Cela faisait longtemps que je n'avais revu ce film, qui m'avait bien plus à l'époque.
Aujourd'hui, j'y ai moins pris de plaisir, malgré l'évidente bonne volonté de distraire, de ce film de Donner.
Je ne sais comment réellement expliquer cet état de fait, à moins que ce ne soit juste parce que je n'ai plus le même âge.
Mais pourtant, j'apprécie toujours de voir TMNT (1990), les Simpsons (depuis 1989) ou encore Neverending Story (1984).
Alors quoi?
Est-ce dû à la réalisation pépère de Donner?
A un rythme parfois en dent de scie?
Au cliché du gamin rondouillard qui ne pense qu'à se goinfrer?
Pourtant, il y a de l'aventure (la chasse au trésor), du burlesque (la relation des 2 frères Fratelli), de la gravité (Sloth et sa mère, le monologue de Mickey avec Willy One-Eye), une indéfectible amitié (les Goonies eux-mêmes)...
C'est la raison pour laquelle je n'arrive pas à comprendre mon ressenti, envers ce film...
Bref, ça reste quand même un moment agréable à passer, malgré mes réserves inconscientes.
Ceci dit, j'ai remarqué un festival de "plan-culotte" concernant Andy et sa mini-jupe (vraiment mini), ce qui fait un peu déplacé dans un film à caractère familial.
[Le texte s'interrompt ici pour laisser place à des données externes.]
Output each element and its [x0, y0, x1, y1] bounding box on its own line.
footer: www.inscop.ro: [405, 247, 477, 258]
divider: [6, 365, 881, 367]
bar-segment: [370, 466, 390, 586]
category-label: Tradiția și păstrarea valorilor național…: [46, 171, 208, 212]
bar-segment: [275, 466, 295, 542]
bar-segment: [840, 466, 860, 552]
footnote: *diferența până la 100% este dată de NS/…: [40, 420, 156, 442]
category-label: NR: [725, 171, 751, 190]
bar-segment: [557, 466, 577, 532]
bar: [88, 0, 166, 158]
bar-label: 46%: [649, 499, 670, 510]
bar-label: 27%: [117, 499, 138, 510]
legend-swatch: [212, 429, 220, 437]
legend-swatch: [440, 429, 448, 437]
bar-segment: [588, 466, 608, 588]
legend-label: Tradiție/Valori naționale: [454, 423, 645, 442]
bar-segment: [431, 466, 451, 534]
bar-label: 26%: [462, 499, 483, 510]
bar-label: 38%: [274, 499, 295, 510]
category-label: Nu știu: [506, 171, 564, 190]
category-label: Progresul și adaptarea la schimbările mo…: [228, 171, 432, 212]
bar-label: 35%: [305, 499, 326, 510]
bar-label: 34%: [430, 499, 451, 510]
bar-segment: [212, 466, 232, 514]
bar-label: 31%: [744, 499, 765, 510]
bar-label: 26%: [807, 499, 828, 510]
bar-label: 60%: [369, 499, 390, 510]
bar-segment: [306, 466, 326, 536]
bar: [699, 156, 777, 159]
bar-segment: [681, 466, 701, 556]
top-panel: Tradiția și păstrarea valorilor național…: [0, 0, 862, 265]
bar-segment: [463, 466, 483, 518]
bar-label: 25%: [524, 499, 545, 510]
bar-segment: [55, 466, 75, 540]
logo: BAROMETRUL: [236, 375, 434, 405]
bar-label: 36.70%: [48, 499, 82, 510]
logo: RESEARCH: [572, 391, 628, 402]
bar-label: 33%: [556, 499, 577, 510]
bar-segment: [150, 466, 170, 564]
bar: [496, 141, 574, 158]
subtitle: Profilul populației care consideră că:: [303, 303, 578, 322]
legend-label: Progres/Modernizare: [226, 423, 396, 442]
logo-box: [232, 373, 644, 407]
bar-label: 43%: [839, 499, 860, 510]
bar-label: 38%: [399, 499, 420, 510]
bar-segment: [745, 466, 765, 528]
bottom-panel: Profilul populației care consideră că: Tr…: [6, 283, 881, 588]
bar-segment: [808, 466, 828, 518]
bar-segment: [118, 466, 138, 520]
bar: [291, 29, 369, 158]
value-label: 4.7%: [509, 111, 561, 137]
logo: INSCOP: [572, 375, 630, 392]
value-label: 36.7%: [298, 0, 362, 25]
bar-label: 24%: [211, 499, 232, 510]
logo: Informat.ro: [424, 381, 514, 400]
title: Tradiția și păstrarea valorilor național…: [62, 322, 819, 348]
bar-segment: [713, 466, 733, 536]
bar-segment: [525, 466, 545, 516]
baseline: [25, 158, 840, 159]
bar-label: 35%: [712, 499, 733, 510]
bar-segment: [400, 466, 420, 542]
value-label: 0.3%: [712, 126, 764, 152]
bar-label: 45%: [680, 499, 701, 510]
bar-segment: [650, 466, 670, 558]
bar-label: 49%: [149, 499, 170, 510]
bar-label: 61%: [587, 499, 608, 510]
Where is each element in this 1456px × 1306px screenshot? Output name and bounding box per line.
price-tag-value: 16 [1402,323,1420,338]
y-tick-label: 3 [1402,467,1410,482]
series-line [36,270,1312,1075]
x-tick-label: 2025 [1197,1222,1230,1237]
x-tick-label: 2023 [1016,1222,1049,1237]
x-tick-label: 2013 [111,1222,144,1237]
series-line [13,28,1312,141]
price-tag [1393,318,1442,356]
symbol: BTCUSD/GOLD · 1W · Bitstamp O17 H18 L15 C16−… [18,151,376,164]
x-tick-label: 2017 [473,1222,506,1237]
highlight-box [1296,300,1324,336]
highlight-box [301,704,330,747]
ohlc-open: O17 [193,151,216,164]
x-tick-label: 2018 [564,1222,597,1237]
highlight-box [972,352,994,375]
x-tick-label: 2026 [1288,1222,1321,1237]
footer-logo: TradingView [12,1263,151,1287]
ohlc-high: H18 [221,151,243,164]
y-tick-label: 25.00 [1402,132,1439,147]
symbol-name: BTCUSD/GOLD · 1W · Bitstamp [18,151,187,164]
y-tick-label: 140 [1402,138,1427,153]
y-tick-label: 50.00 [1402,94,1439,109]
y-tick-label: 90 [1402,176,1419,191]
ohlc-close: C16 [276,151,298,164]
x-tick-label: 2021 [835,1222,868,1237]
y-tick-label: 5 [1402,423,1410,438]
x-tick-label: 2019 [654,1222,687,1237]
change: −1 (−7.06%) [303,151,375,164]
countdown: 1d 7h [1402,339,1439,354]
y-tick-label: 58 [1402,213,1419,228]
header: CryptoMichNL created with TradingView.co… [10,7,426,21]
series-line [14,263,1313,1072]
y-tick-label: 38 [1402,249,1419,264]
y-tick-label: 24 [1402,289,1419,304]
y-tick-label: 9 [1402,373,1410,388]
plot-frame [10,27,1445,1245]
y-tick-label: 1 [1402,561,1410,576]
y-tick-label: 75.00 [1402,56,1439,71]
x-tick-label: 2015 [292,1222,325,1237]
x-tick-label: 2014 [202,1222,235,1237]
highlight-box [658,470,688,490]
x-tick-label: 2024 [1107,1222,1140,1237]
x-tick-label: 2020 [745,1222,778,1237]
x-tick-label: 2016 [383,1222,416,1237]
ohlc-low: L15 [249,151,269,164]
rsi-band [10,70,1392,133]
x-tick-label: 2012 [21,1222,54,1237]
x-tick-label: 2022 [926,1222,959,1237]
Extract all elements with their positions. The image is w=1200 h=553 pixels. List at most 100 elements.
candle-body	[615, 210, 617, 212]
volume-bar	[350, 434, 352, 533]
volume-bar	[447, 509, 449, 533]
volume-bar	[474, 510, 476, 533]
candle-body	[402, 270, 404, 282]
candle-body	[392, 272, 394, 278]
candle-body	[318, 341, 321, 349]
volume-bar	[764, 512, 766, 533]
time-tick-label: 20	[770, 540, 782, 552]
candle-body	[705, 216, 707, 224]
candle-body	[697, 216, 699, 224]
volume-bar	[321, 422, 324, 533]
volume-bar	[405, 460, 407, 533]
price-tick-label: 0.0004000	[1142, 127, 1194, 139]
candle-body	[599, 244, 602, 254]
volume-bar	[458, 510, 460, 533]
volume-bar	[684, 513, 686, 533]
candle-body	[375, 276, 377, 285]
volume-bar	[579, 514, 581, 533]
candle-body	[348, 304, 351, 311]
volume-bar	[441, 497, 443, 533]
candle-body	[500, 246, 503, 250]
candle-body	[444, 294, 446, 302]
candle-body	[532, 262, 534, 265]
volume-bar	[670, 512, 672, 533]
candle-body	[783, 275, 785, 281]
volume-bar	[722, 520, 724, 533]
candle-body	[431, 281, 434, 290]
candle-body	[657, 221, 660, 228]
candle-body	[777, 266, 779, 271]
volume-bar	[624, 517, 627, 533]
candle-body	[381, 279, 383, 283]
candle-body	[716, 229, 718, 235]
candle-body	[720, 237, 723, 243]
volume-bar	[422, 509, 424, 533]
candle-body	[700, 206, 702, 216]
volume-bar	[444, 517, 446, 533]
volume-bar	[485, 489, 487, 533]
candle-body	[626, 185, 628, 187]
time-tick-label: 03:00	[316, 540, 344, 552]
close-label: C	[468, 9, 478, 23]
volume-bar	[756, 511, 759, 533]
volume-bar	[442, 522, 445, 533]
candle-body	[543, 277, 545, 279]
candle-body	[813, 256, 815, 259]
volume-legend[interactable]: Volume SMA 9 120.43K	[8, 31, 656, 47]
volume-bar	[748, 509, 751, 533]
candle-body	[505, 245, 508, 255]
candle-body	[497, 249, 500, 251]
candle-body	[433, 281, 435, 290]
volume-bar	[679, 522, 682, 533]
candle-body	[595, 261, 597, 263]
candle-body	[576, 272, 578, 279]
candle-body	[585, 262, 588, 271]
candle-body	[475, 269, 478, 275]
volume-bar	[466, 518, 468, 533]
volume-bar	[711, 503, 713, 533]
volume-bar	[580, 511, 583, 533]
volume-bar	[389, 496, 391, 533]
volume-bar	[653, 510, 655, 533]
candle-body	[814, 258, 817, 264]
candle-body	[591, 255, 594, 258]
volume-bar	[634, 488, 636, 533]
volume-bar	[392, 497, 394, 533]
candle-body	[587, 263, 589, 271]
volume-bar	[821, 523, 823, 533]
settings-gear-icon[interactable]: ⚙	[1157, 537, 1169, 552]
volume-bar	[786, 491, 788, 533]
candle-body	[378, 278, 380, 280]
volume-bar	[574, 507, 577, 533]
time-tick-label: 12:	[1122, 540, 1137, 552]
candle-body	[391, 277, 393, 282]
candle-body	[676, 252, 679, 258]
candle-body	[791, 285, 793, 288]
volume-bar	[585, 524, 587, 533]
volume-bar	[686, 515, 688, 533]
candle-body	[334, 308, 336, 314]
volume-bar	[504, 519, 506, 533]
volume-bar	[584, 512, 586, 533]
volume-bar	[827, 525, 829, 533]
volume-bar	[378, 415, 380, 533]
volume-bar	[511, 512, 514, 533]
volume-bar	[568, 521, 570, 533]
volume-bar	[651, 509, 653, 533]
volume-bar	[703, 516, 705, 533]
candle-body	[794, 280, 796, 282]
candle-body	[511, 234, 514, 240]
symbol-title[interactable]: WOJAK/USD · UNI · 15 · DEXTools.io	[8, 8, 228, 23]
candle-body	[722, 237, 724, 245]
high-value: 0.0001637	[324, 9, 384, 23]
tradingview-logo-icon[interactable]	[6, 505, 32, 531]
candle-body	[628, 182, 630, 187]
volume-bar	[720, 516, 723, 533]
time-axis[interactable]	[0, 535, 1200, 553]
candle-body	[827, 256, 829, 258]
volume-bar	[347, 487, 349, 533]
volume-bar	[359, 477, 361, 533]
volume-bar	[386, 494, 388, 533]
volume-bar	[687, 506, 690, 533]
D'ailleurs, les gros mots valsent ici et là, achevant de mettre The Goonies le cul entre deux chaises.
Est-ce un pur produit familial (de la veine d'un Spielberg de cette époque) ou un film à destination des ados/adultes (profusions de squelettes décharnés, fils atteint d'un hideuse malformation et enchainé dans une cave, suggestions libidineuses de la scène coupée avec la pieuvre...).
C'est peut-être cette confusion atonale qui me laisse un peu en retrait de ce film,en fin de compte...
Revu avec les commentaires nostalgiques et hilares de l'équipe, réunie pour l'occasion 16 ans après.
S'y trouvent le réalisateur Richard Donner et ses acteurs vedettes:
-Sean Askins (Mikey),
-Corey Feldman (Mouth),
-Kerry Green (Andy),
-Jonathan Ke Quan (Data),
-Jeff Cohen (Chunk),
-Martha Plimpton (Stef)
-et enfin, Josh Brolin (Brand).
L'on y apprends donc toutes sortes d'anecdotes liées au tournage:
-La visite prévue de Michael Jackson sur le plateau,
-Quelques scènes réalisées par Spielberg (dont celle impliquant les canalisations qui lâchent)
-La gentillesse de la regrettée Anne Ramsey ( (Ma' Fratelli) -disparue en 1988- et de John Matuszak (Sloth), mort prématurément en 1989, à l'âge de 38 ans.
-Que Donner possède le crâne de Willy One-Eye dans son bureau,
-Les regrets sincère de Josh Brolin lorsque la gamine qu'il enlève à son vélo, fond réellement en larmes
-Où les relations entre Robert Davi et Joe Pantoliano sur le tournage étaient assez conflictuelles, mais pas à un haut degré et plein d'autres choses...
En fait, j'ai plus pris plaisir à voir le film sous cette forme là (avec interventions enjouées de l'équipe), que sous sa forme traditionnelle...
Je retiendrai surtout l'interprétation de:
-Anne Ramsey (adorable dans son rôle habituel de femme grincheuse),
-John Matuszak (sous l'inconfortable maquillage de Sloth),
-la grande gueule Corey Feldman
-Robert Davi et ses interprétations d'airs issus de l'Opéra
et enfin, celle plus touchante, de Sean Astin.